Brian chose to practice law in Owen Sound. Childhood summer memories were tied to Sauble Beach, and he knew his spirit was connected to water, sand and stone — the Bruce Peninsula, where he lives to this day near the village of Red Bay. “Everyone should choose to reside in a geographical place that fosters comfort and dreams, a place to call home. Owen Sound was the County town for Grey County — I could litigate close to home,” says Brian, who carried out his trial practice in Owen Sound for 40 years. He has been passionate about justice for clients who entrusted him with their personal freedom and financial survival. He loved the courtroom and its combative environment but always tried to secure an early, fair and cheap legal resolution before ending up there. Motivated not by money but by causes, he happily took the gloves off and earned a reputation of punching above his weight in cases that involved a serious crime, important legal issues, an interesting human story, or cases that were just weird. He learned that passion for justice was not just an emotional reaction to unfairness but an intellectual one as well, guided by strategy and tactics. He acted for the Deputy Chief of Defence for the Somalia Inquiry, represented three families who lost loved ones in the Walkerton water crisis and acted in 13 murder trials. In Brian’s last trial, Superior Court Justice Conlan made note of Brian’s legal contributions, referring to him in his written judgment as “one of the best barristers to ever practice law in the Counties of Grey and Bruce.”
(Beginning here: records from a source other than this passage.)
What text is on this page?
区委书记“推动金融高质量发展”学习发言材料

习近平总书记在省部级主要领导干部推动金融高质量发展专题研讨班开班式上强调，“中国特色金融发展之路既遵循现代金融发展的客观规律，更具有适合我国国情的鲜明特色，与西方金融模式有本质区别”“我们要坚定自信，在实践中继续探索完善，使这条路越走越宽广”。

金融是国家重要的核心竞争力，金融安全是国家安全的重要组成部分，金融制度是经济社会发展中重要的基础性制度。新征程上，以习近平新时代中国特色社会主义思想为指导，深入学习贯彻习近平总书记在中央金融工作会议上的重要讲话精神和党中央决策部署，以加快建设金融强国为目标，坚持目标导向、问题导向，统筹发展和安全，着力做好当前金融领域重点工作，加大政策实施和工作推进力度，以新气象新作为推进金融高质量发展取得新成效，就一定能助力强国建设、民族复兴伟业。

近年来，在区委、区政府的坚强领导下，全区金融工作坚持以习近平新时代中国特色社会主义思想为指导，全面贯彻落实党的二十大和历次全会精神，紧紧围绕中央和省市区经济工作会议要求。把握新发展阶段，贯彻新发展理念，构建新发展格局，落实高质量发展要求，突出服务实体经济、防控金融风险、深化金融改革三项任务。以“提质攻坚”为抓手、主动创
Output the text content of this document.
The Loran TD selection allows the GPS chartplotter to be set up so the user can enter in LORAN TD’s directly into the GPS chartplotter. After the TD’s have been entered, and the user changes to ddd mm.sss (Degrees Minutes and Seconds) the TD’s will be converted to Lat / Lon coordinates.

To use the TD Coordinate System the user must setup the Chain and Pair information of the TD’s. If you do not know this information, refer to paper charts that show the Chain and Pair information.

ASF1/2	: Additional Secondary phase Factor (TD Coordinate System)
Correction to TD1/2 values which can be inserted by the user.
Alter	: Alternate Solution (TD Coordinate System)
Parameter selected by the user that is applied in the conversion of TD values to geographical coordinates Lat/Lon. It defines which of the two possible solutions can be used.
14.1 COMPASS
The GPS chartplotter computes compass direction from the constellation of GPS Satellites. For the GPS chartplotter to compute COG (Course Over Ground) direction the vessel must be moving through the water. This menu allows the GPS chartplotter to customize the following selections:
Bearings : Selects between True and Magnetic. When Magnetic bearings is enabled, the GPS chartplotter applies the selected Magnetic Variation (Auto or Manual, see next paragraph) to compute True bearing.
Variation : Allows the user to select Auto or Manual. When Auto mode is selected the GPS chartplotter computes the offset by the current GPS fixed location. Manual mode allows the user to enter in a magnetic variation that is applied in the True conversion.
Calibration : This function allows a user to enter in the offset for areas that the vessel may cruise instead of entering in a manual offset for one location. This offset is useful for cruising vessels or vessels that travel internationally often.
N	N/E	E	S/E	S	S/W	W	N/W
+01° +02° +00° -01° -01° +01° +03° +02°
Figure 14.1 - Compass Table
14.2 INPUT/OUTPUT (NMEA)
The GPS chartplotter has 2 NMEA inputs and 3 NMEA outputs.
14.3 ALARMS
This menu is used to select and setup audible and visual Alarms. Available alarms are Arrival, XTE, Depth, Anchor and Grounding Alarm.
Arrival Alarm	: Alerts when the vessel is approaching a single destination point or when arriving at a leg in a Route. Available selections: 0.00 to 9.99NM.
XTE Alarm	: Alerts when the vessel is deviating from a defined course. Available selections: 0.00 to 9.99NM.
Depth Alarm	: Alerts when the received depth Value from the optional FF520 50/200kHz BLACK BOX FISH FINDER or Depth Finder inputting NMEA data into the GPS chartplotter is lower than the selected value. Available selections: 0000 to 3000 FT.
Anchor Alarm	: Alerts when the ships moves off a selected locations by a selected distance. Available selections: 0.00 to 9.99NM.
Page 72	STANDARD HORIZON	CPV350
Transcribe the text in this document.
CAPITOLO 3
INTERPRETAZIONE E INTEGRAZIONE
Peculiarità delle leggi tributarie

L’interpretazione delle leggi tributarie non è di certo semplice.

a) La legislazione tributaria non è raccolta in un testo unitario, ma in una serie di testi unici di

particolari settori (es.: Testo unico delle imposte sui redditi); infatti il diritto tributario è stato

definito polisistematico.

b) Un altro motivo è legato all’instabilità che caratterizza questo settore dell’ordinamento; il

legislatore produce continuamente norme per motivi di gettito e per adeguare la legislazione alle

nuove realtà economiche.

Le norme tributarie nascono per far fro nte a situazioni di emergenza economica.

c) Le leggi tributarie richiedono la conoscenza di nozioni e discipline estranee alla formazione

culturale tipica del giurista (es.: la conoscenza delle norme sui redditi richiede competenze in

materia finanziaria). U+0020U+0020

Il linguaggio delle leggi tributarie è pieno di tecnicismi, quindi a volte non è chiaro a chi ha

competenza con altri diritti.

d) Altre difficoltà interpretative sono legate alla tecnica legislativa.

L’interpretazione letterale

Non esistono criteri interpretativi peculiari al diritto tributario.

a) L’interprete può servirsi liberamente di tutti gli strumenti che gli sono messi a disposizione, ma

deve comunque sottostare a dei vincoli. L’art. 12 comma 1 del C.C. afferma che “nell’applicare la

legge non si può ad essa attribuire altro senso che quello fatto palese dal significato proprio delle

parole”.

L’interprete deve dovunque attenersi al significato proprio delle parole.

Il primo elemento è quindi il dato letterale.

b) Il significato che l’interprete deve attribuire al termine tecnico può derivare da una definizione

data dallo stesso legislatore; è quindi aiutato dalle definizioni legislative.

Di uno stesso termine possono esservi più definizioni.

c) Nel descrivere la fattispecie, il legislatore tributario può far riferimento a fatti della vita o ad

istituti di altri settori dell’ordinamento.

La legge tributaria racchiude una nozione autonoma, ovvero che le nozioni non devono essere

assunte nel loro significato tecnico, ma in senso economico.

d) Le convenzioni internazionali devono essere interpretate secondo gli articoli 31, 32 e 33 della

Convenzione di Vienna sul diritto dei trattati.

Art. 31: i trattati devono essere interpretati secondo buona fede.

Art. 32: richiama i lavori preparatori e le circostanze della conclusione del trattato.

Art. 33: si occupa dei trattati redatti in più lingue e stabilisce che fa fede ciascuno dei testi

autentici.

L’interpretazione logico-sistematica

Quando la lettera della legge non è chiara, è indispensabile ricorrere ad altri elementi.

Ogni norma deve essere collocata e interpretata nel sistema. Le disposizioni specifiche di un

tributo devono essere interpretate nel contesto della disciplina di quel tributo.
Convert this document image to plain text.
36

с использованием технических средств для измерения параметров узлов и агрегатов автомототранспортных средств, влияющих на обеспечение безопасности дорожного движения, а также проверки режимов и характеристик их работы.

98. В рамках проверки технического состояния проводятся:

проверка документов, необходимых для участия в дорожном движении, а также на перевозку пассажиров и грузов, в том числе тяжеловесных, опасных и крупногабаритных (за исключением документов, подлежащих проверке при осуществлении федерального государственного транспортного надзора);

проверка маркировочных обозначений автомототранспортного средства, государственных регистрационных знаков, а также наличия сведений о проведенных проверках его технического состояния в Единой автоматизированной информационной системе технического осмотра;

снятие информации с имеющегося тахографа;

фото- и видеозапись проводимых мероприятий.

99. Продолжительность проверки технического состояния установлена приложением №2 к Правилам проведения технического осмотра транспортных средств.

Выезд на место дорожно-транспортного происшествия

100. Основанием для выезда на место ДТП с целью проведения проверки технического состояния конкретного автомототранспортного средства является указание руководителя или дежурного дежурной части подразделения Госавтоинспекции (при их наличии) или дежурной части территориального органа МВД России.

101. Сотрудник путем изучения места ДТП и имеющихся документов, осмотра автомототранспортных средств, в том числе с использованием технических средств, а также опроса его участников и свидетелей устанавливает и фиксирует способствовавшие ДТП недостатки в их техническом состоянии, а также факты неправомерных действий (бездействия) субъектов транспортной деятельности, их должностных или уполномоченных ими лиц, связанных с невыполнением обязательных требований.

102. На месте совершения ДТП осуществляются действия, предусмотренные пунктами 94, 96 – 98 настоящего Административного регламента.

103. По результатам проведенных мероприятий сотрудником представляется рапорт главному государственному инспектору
Despite working 60 hours a week, Brian found time to put his three children to bed each night, making up stories for them. In 2006, his adult children asked him to write down these stories, which were published as four books with the help of illustrator Bonita Johnson de Matteis. All these children’s books are still in demand locally.

Upon retirement in December of 2018, he had the time to write Four Bullets, Four Witnesses, Four Liars — a whodunnit that took the better part of three years to write, first as a fictional account, then as a final non-fiction version that required painstaking research into court records (copies of the book will be available at his presentation in Kimberley.) The result skewers both the Crown Attorney and the presiding Justice and deals with arrogance, bias and concepts of judicial fairness that Brian says must be afforded to rich and poor alike.

Brian’s meticulous research and story-telling skills paid off. Famed lawyer Brian Greenspan wrote its foreword. Retired judges endorsed it and championed its message. Irwin Law published it, and last year the rights to the book were bought by the University of Toronto Press, which expanded its distribution. It’s now carried by Indigo/Chapters/Coles and UTP, and UTP has released it as an audio book available through Audible. The book is now in its fifth reprint.

The completion of the book led Brian to another activity he has come to enjoy greatly — talking in public settings about his book, about the profound issues that lie behind it, and about the other wells of creativity within him that just won’t stop flowing. He’s much in demand as a speaker.

Does Brian have advice for aspiring writers? He says they should write just for the love of writing — the biggest challenge is the discipline needed to stay with it and the need to budget time daily for writing. And writers should write about something they know about personally — we all have unique interests and unique stories, says Brian — and he asserts that no one’s experiences are better than anyone else’s, so the measure of the importance of what a writer has to say should not be how quickly a publisher jumps to publish her book. He urges writers to know their audience, whether family, friends or colleagues. “Fame and fortune are false gods,” says Brian. “Write for the joy of it and the desire to share a story. Know that rejection and the necessity of rewrites present gifts of story improvement.”

Whether you’re interested in a gripping story, a true story, or a story that melds humanity and justice, The Kimberley Community Hall is the place to be at 2:00 pm on Wednesday June 11. You’ll be in the presence of an engaging and genial story-teller.